If I have to boast, I will boast of what pertains to my weakness. (2 Cor.11:30)
This world teaches us that it is the strong, the beautiful, the powerful, the wealthy, and the influential that rule. They are the ones who receive the honor, the respect and the rewards of this world. Most of us grow up dreaming to belong to that club. We judge our successes and failures based on such standards, and we are surprised to find when we achieve such dreams that we can still suffer from despair, loneliness, and emptiness. The population of the most powerful, wealthy, and influential nations, suffers from the highest rates of depression and anxiety. Why?
The Apostle Paul has a different prescription for life: a life of service to Christ. Ironically he connects success in that service to “weakness.” When he boasts, he does not claim to be a more articulate preacher, have a larger congregation, own more scholarly books, have more Twitter followers, or have his own TV and radio shows.
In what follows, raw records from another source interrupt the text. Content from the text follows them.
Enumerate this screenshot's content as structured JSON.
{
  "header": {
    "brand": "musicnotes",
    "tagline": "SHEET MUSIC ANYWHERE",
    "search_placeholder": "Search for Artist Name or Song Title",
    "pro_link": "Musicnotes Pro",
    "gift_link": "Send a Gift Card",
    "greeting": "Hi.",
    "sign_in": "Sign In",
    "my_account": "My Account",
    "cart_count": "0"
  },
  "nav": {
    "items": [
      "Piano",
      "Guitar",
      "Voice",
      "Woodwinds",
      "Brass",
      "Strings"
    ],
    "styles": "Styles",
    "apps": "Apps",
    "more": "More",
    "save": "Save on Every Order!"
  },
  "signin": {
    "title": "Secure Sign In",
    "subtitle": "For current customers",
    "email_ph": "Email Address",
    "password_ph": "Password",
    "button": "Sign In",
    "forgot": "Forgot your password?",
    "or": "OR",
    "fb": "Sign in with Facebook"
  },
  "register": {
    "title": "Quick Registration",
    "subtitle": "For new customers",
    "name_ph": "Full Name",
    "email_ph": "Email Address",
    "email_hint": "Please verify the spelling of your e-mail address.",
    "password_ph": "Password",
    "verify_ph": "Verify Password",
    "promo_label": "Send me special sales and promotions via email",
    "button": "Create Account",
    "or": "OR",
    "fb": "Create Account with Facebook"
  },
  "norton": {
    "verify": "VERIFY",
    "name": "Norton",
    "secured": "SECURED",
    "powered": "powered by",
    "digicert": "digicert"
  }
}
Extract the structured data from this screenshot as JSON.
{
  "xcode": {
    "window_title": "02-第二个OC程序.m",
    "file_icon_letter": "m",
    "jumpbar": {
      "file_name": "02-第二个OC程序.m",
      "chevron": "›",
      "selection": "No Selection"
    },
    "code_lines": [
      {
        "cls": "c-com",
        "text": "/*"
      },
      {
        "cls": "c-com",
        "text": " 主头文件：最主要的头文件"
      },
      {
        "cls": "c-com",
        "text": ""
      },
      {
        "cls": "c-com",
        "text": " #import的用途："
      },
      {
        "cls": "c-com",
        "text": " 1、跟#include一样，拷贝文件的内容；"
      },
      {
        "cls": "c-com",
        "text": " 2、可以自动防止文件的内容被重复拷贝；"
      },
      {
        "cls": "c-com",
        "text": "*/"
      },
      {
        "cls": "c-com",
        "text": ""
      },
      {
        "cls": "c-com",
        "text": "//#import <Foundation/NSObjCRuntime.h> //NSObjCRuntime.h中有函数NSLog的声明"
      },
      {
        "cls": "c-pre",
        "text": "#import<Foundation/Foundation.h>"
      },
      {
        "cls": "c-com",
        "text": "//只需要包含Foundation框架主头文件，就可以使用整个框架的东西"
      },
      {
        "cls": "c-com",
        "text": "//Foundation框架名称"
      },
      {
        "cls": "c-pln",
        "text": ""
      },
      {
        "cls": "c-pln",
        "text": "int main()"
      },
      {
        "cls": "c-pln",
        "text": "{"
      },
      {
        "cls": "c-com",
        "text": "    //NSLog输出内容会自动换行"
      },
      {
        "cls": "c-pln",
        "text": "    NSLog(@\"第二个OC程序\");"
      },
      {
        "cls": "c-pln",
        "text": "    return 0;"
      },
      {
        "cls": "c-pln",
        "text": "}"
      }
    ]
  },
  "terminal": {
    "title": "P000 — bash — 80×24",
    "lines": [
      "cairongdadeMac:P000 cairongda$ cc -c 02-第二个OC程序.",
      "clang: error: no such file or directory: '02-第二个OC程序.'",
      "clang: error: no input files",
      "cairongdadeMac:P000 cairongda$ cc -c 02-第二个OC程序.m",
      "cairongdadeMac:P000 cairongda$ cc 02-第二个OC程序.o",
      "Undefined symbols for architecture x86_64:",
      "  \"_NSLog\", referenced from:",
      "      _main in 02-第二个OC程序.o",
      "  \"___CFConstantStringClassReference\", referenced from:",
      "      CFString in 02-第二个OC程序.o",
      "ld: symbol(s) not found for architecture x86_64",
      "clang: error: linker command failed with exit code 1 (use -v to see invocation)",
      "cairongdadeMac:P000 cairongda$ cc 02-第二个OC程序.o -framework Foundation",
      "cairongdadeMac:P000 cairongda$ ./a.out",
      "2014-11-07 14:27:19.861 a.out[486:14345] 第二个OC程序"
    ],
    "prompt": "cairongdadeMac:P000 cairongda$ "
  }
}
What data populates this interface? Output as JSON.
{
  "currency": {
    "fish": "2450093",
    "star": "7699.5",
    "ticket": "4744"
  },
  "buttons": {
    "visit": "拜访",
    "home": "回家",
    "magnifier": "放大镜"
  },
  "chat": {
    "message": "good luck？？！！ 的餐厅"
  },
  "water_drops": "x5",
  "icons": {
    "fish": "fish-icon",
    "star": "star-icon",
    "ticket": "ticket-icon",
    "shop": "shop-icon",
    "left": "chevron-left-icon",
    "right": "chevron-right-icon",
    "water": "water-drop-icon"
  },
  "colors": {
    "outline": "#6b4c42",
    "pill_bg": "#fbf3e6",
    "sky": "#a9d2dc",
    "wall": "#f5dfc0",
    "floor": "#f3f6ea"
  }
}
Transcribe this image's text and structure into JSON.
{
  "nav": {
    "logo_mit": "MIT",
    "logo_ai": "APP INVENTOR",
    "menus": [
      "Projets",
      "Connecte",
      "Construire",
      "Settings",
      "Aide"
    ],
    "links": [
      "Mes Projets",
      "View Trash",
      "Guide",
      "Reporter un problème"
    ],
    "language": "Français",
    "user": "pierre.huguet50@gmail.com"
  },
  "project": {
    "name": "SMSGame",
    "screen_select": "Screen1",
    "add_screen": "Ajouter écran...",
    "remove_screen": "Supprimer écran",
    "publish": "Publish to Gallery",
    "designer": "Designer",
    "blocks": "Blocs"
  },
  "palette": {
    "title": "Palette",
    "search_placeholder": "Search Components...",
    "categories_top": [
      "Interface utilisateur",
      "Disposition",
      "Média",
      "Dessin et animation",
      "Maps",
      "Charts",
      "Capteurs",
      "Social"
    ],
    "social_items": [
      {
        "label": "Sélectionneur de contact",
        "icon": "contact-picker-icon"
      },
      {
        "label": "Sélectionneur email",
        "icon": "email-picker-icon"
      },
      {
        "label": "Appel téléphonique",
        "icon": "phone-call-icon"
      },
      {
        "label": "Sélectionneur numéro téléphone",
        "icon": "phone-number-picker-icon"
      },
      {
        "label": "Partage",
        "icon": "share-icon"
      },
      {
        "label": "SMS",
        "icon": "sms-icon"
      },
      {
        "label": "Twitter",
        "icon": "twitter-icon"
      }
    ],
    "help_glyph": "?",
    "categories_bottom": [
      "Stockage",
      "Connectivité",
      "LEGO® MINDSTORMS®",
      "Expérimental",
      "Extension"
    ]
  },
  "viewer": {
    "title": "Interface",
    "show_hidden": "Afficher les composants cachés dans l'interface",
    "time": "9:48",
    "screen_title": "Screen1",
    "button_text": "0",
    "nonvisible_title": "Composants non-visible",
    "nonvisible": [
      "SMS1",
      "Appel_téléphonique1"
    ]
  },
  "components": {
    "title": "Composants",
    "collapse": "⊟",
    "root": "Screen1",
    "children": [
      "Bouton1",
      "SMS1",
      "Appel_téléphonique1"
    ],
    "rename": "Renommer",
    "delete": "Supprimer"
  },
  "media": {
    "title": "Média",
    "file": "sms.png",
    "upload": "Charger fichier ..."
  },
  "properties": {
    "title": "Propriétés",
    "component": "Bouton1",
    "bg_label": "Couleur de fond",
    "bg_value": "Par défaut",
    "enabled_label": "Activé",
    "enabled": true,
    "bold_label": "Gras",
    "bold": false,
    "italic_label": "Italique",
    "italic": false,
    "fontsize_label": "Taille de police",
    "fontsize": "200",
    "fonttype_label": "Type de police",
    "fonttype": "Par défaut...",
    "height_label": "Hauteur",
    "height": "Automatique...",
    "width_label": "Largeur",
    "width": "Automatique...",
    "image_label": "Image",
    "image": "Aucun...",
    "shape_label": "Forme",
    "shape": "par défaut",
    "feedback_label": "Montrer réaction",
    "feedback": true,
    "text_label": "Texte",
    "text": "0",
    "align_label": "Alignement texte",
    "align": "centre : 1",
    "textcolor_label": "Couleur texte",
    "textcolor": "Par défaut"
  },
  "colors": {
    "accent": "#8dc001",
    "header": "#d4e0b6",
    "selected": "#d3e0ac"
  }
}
Instead, he considers himself a better servant of Christ. He boasts about his sufferings. He boasts he has had: “far more labors, in far more imprisonments, [been] beaten times without number, often in danger of death … received from the Jews thirty-nine lashes … beaten with rods … stones … shipwrecked … dangers from robbers … dangers in the wilderness, dangers on the sea, dangers among false brethren … many sleepless nights, in hunger and thirst, often without food, in cold and exposure” (vv.23-27).
Paul boasts about his sufferings and his weakness because he knows that no one can truly serve Christ without the fellowship of His suffering. No one can truly know Christ unless He encounters the Crucified Christ.
Paul has discovered the secret to fulfillment: be content with God’s will for your life and allow Him to use you for His purposes. Serve Christ in your weakness, and rejoice when you encounter various trials (James 1:2). Paul knows that “If we died with Him, we shall also live with Him; if we endure, we shall also reign with Him.” (2 Tim.2:11-12). There is no resurrection without the crucifixion.
God reveals Himself to a faithful soul that perseveres and clings to Him. We come to know Him in our weakness because there is no strength left to hold us; nothing to lean on but Him. We are forced to cling to Him and He teaches us that there is no more reliable rock to stand on but Him. He shows us that He is faithful and merciful and will sustain us while He may destroy many of our worldly dependencies. For His power will truly be made perfect in our weakness, if we allow Him (2 Cor.12:9).